Sunday, September 20, 2015

Cataluña; Bull-goading; EU Migration; Google Translate: A Galician scandal; & Brian Sewell.

Cataluña: Things are not going well for independence-minded Catalans. In one short week, the EU has said Cataluña would not be a member of the EU if it seceded from Spain. And "major Spanish and European banks warned that Cataluña would put 'financial stability' at risk if it separated from Spain and the EU, potentially driving them to abandon the region." More on the latter here.

Bull-goading: This week will see a legal suit against the mayor of Tordesillas, brought by a number of groups sufficiently horrified by the recent Toro de Vega festival to want to try to stop it under existing laws. Technically, it will hinge on the danger to spectators. The fiesta's days are surely numbered, even if this action fails. As it probably will.

The EU Migration Challenge: No one could accuse the EU's response of being comprehensive and effective. Here's an interesting take from a Catholic organisation, addressing the difficult balance between compassion and common-sense. Right or wrong, at least it has the courage to address the issue of increasing numbers of Muslims from eastern Europe, Iraq and Syria. Not to mention Bangladesh and Pakistan.

Google Translate: This is still a pretty dreadful app but I was impressed by this translation of hahhahahah into Hahhahahah.

Galicia: You can't be considered a serious Spanish region if you lack a major corruption scandal. Click here for details of ours, which centres on the now well-known scam of phoney training companies implausibly sucking millions of euros of easy EU money into, in this case, a small office in a town in the back of beyond.

Finally . . . The wonderful Brian Sewell has left us for a place - as a ex-Catholic - where the art will surely be better than he ever thought it was here. These are some of his beautifully waspish comments on the gaudy false gods of BritArt:-
Tracey Emin: Art’s Jade Goody – a cunning exploitation of ignorance, irascible emotion and raw sex to draw attention to herself.
Grayson Perry: His pottery is vulgar . . . most of his pottery could be intriguingly subversive if converted into table lamps.
Damien Hirst: To own a Hirst is to tell the world that your bathroom taps are gilded and your Rolls-Royce is pink.
Anish Kapoor: When he puts some wonky Meccano structure up at the expense of £16 million for the Olympics, that’s a joke. That isn’t art.
All four: Tracey Emin and Grayson Perry and Damien Hirst and Anish Kapoor and whoever else really deserve every cruelty because it’s the only way. They are so accustomed to being told how wonderful they are and somehow it’s impossible to get through the complacency that is engendered by that.
Chris Ofili: Spurious rubbish, most of it.
Banksy: He is a complete clown and what he does has absolutely nothing to do with art.
A nice obit here.

Sewell had a link with Galicia, of course. He did an entertaining TV series on The French Way to Santiago de Compostela, though it was in an old Mercedes and, some say, in the reverse direction. He ended up(started??) on the beach at Finisterra, burning his clothes and weepily threatening a return to Catholicism. Worth the price of the BBC video. Trust me.

2 comments:

Bill said...

Brian Sewell is indeed a great loss. RIP.

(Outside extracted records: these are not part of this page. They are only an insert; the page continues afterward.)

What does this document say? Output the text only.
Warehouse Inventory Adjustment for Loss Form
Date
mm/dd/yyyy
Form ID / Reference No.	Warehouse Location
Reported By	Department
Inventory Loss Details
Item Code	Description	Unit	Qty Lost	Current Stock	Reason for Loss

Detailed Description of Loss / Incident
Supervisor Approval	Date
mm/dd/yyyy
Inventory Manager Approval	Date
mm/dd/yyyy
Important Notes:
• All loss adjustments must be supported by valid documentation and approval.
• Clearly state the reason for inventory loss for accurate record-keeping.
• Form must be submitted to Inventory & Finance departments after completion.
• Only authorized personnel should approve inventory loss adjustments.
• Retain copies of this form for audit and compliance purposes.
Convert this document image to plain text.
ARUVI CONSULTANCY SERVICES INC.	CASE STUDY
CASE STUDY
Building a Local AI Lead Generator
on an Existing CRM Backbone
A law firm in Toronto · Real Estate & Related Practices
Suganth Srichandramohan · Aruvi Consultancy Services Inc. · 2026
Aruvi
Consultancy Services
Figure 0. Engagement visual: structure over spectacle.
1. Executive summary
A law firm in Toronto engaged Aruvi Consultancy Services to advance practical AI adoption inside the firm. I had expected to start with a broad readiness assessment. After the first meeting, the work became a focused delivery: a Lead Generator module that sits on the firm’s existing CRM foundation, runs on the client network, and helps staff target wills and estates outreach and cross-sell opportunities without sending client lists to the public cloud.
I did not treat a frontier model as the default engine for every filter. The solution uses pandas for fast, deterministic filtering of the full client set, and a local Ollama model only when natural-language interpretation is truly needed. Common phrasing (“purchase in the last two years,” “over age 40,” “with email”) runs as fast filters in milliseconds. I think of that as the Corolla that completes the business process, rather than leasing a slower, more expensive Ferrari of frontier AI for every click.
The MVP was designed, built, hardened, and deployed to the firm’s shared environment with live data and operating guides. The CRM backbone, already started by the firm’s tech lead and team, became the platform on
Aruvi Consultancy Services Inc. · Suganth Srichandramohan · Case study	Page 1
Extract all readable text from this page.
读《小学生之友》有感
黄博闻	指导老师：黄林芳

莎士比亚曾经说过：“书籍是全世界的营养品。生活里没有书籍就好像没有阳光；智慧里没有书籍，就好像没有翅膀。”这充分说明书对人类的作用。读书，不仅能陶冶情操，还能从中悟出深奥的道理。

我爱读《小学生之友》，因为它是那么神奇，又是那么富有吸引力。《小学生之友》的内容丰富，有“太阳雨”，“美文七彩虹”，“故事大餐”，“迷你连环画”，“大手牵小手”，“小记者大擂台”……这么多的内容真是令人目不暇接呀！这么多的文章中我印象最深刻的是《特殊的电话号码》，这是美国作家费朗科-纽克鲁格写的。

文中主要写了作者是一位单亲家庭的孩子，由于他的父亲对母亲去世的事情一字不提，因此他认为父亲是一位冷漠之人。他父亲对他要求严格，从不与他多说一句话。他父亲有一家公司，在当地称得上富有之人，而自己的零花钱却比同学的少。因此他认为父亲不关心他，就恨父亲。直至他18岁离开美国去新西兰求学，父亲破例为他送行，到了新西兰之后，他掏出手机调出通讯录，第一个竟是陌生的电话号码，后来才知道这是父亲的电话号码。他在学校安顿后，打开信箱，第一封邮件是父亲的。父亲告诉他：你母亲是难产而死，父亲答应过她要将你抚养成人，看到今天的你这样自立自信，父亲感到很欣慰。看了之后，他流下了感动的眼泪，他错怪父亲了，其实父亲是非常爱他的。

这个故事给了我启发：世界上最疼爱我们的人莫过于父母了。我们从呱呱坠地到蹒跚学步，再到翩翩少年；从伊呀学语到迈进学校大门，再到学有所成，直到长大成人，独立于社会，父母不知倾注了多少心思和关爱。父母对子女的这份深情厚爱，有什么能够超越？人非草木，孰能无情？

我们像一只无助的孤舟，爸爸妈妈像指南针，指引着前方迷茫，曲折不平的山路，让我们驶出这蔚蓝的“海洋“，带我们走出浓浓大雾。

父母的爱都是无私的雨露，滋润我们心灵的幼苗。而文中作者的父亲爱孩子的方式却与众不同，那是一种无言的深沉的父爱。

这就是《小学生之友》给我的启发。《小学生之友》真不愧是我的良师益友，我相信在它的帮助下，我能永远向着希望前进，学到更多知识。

As for "Google Translate", my view is that it's getting better, if still a long way from being perfect, if used intelligently. For a free service, though, I think it very useful. To get the best out of it when translating into another language it can be useful to go through several re-translation iterations because it does not cope well with idiomatic expressions, nor with most slang of course and it is often the case, in my experience, that if the back-translation into English is awkward or "rubbish", a re-examination of the original text and substituting un-remarked idiom with clearer and more literal text will produce a perfectly acceptable translation, not Shakespeare, but good enough. As for translations into English from foreign languages, one can usually get the "gist", even if gender usage when translating from certain Romance languages can produce strange results, but the context of the text in the original (where one has at least a small knowledge of the source language, ideally) can be useful here.

Colin Davies said...

Bill. Agree with your gist point and that it's certainly an aid but it can make horrendous mistakes with Spanish, eg because of inflections, lack of personal pronouns, and differing word order. I certainly wouldn't want it to disappear as it helps me, after modifications, to get a quick and dirty translation if i can't be bothered to do it word for word myself. As for it getting better, I hope so but don't use it often enough to tell. I use a couple of useful sites for specific phrases that are troublesome, either way round.